Папа берёт меня на руки, и я тяжело дышу, стараясь успокоиться, но с треском в этом проваливаюсь. Ощущение надежных рук отца только заставляет меня плакать ещё сильнее. Его объятья заботливые, любящие. Я мечтала о подобных мгновениях так долго, а они всё не наступали. Никто не мог спасти меня в те моменты, которые отняли у меня сердце и душу, и я хочу закричать на своих родных, спросить, где они были. Я хочу потребовать, чтобы они объяснили мне, почему не успели спасти ту Эмили. Ей они были так нужны. Ей нужен был хоть кто-нибудь. А теперь её больше нет.
Они искали меня. Они пытались. И в конце концов нашли.
Только поздно.
Пожалуйста, Господи, не отнимай у меня это снова. Не позволяй им увидеть, кем я стала.

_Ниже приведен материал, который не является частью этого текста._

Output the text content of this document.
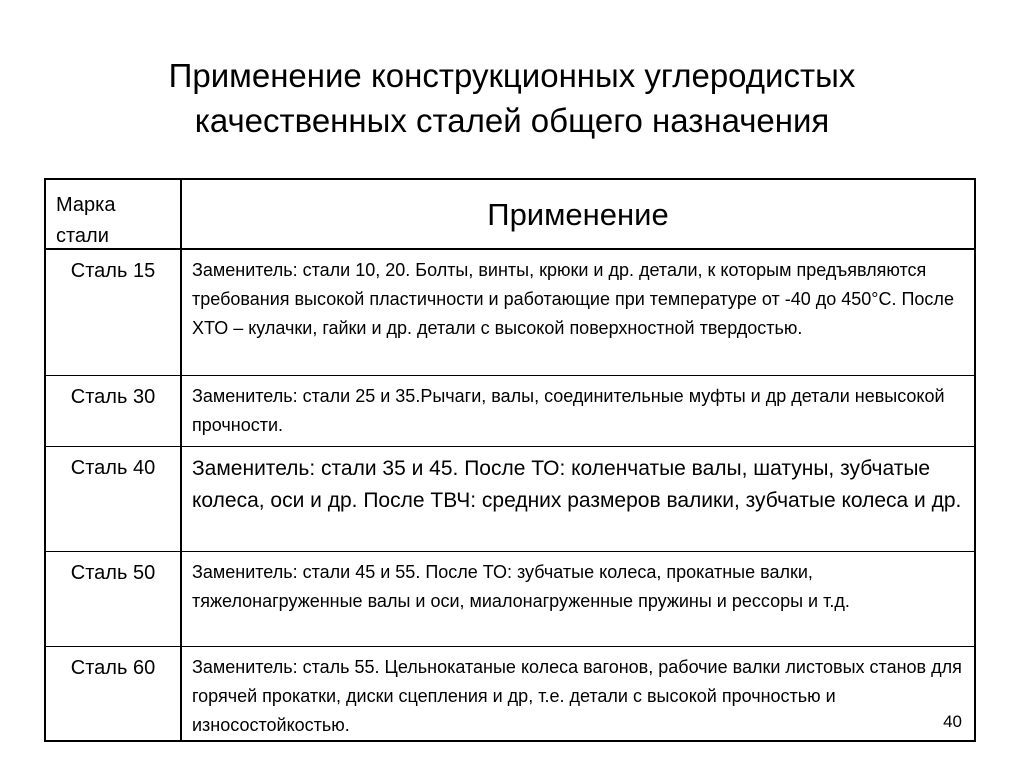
Применение конструкционных углеродистых
качественных сталей общего назначения
Марка
стали	Применение

Сталь 15	Заменитель: стали 10, 20. Болты, винты, крюки и др. детали, к которым предъявляются требования высокой пластичности и работающие при температуре от -40 до 450°С. После ХТО – кулачки, гайки и др. детали с высокой поверхностной твердостью.

Сталь 30	Заменитель: стали 25 и 35.Рычаги, валы, соединительные муфты и др детали невысокой прочности.

Сталь 40	Заменитель: стали 35 и 45. После ТО: коленчатые валы, шатуны, зубчатые колеса, оси и др. После ТВЧ: средних размеров валики, зубчатые колеса и др.

Сталь 50	Заменитель: стали 45 и 55. После ТО: зубчатые колеса, прокатные валки, тяжелонагруженные валы и оси, миалонагруженные пружины и рессоры и т.д.

Сталь 60	Заменитель: сталь 55. Цельнокатаные колеса вагонов, рабочие валки листовых станов для горячей прокатки, диски сцепления и др, т.е. детали с высокой прочностью и износостойкостью. 40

Пока я пытаюсь успокоиться, кто-то звонит в дверь, и мама спешит открыть её. Мгновение спустя по дому разносятся громкие шаги, и, подняв взгляд, я вижу, как в комнату вбегает Канье, тут же встречаясь со мной взглядом. От му́ки, отражающейся на его лице, моё сердце сжимается. Почему он продолжает приходить? Ведь всё, что я могу, это причинять ему боль.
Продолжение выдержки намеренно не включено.